Al igual que sus compañeros, el hombre persigue el “sueño americano”. Por ello, espera paciente en San Luis Río Colorado, una localidad del estado mexicano de Sonora, que tiene frontera con el poblado de San Luis, en Arizona.

 

Allí, el grupo de inmigrantes levantó un pequeño toldo, que sirve de refugio y de lugar de encuentro. En su centro, los indocumentados instalaron una mesa plegable, que se ha convertido en el lugar de extensas conversaciones.

 

Aunque muchos ya se conocen, otros se saludan por primera vez.
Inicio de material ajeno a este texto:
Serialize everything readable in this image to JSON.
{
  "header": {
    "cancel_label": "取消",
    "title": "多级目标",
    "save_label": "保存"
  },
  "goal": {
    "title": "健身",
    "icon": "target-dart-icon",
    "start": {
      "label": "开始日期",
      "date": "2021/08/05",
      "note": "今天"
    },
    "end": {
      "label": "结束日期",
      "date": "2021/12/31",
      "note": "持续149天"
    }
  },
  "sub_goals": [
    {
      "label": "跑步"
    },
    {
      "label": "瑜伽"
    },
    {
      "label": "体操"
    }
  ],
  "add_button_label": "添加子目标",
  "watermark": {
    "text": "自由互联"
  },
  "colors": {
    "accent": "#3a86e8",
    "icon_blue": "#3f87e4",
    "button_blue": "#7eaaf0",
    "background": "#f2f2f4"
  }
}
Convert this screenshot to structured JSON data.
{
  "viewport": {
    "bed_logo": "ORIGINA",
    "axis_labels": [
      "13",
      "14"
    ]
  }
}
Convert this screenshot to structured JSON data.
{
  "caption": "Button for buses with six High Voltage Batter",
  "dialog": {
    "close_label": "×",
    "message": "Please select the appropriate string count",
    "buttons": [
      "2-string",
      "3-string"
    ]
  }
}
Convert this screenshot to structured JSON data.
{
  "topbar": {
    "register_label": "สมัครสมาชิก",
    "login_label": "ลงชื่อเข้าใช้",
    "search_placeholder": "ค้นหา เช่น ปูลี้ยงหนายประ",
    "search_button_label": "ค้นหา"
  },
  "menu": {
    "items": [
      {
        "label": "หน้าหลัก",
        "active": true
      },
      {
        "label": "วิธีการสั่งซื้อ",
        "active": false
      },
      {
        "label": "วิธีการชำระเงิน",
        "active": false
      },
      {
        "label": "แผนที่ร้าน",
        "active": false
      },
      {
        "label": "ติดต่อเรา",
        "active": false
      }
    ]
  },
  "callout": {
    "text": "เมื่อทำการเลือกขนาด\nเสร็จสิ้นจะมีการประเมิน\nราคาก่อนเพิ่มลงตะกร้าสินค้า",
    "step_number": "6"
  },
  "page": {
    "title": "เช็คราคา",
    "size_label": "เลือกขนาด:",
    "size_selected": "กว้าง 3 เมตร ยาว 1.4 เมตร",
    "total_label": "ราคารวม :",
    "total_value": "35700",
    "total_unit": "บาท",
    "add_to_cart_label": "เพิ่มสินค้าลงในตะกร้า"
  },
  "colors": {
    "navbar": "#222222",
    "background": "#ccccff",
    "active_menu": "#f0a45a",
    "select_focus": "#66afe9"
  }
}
Sin embargo, entre todos reina la camaradería y la certeza de que cuentan con el que tienen al lado.

 

Probablemente lo que más los hermana es el hecho de saber que, unos y otros, son objeto de una política que recibe el nombre de “metering” (dosificación) y que ha sido implementada por el gobierno de Donald Trump, a través de sus agencias federales.

 

Esa práctica prohíbe a los migrantes que solicitan asilo en Estados Unidos, mantenerse en la tierra del “Tío Sam”, si han pasado antes por un tercer país. La norma, que afecta incluso a aquellos que han iniciado el proceso, los obliga a hacer cola en México, mientras se resuelven sus peticiones.

 

Ha sido la dosificación la causante de tragedias como la que ocasionó la muerte del salvadoreño Óscar Alberto Martínez y de su hija Valeria Martínez.

 

Cansado de esperar en los límites entre México y Estados Unidos, el hombre quiso llegar ilegalmente a suelo estadounidense. En ese afán, el indocumentado intentó cruzar el río Bravo, junto a su pequeña y a su esposa.

 

Cuando el hombre regresaba a buscar a su cónyuge, quien aguardaba en la orilla mexicana, la niña de dos años, a quien Óscar había dejado del lado norteamericano, saltó a las aguas.

 

Al advertir la situación, el desesperado padre se abalanzó en una infructuosa misión de rescate. Él y su hija fueron arrastrados por la corriente. Ambos murieron juntos y abrazados.